CARBO Ceramics isn't a profitable company, so it is unlikely we'll see a strong correlation between its share price and its earnings per share (EPS). Arguably revenue is our next best option. Shareholders of unprofitable companies usually expect strong revenue growth. As you can imagine, fast revenue growth, when maintained, often leads to fast profit growth.
Over half a decade CARBO Ceramics reduced its trailing twelve month revenue by 28% for each year. That puts it in an unattractive cohort, to put it mildly. So it's not altogether surprising to see the share price down 56% per year in the same time period. We don't think this is a particularly promising picture. Ironically, that behavior could create an opportunity for the contrarian investor - but only if there are good reasons to predict a brighter future.
The company's revenue and earnings (over time) are depicted in the image below (click to see the exact numbers).
We like that insiders have been buying shares in the last twelve months.

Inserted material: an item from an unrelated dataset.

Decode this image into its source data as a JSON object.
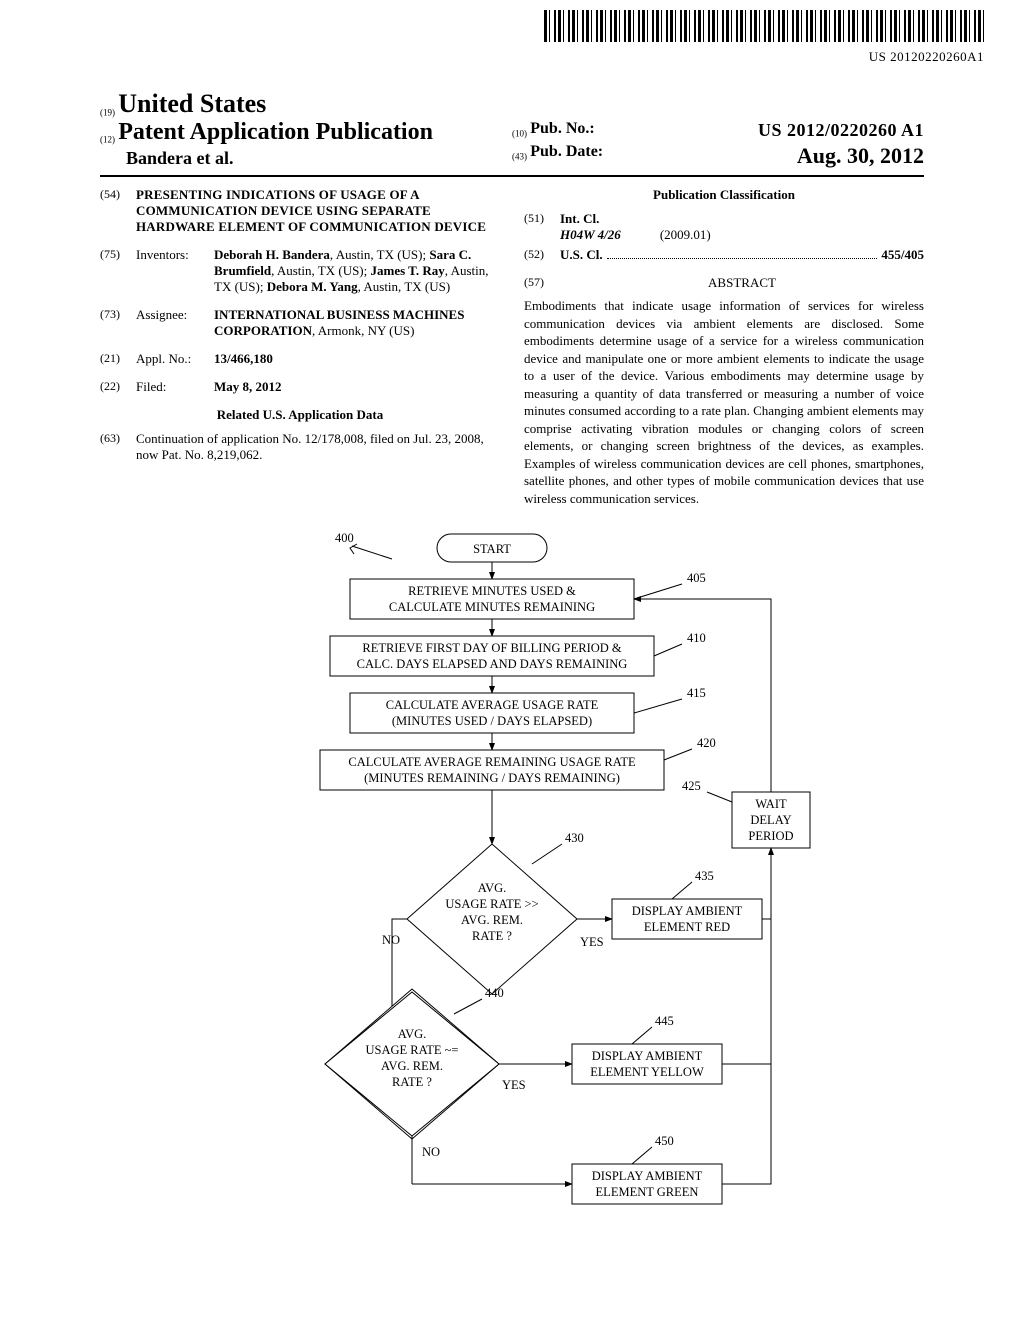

Even so, future earnings will be far more important to whether current shareholders make money. If you are thinking of buying or selling CARBO Ceramics stock, you should check out this free report showing analyst profit forecasts.
A Different Perspective
Investors in CARBO Ceramics had a tough year, with a total loss of 83%, against a market gain of about 15%. Even the share prices of good stocks drop sometimes, but we want to see improvements in the fundamental metrics of a business, before getting too interested. Unfortunately, last year's performance may indicate unresolved challenges, given that it was worse than the annualised loss of 56% over the last half decade. Generally speaking long term share price weakness can be a bad sign, though contrarian investors might want to research the stock in hope of a turnaround. If you want to research this stock further, the data on insider buying is an obvious place to start. You can click here to see who has been buying shares - and the price they paid.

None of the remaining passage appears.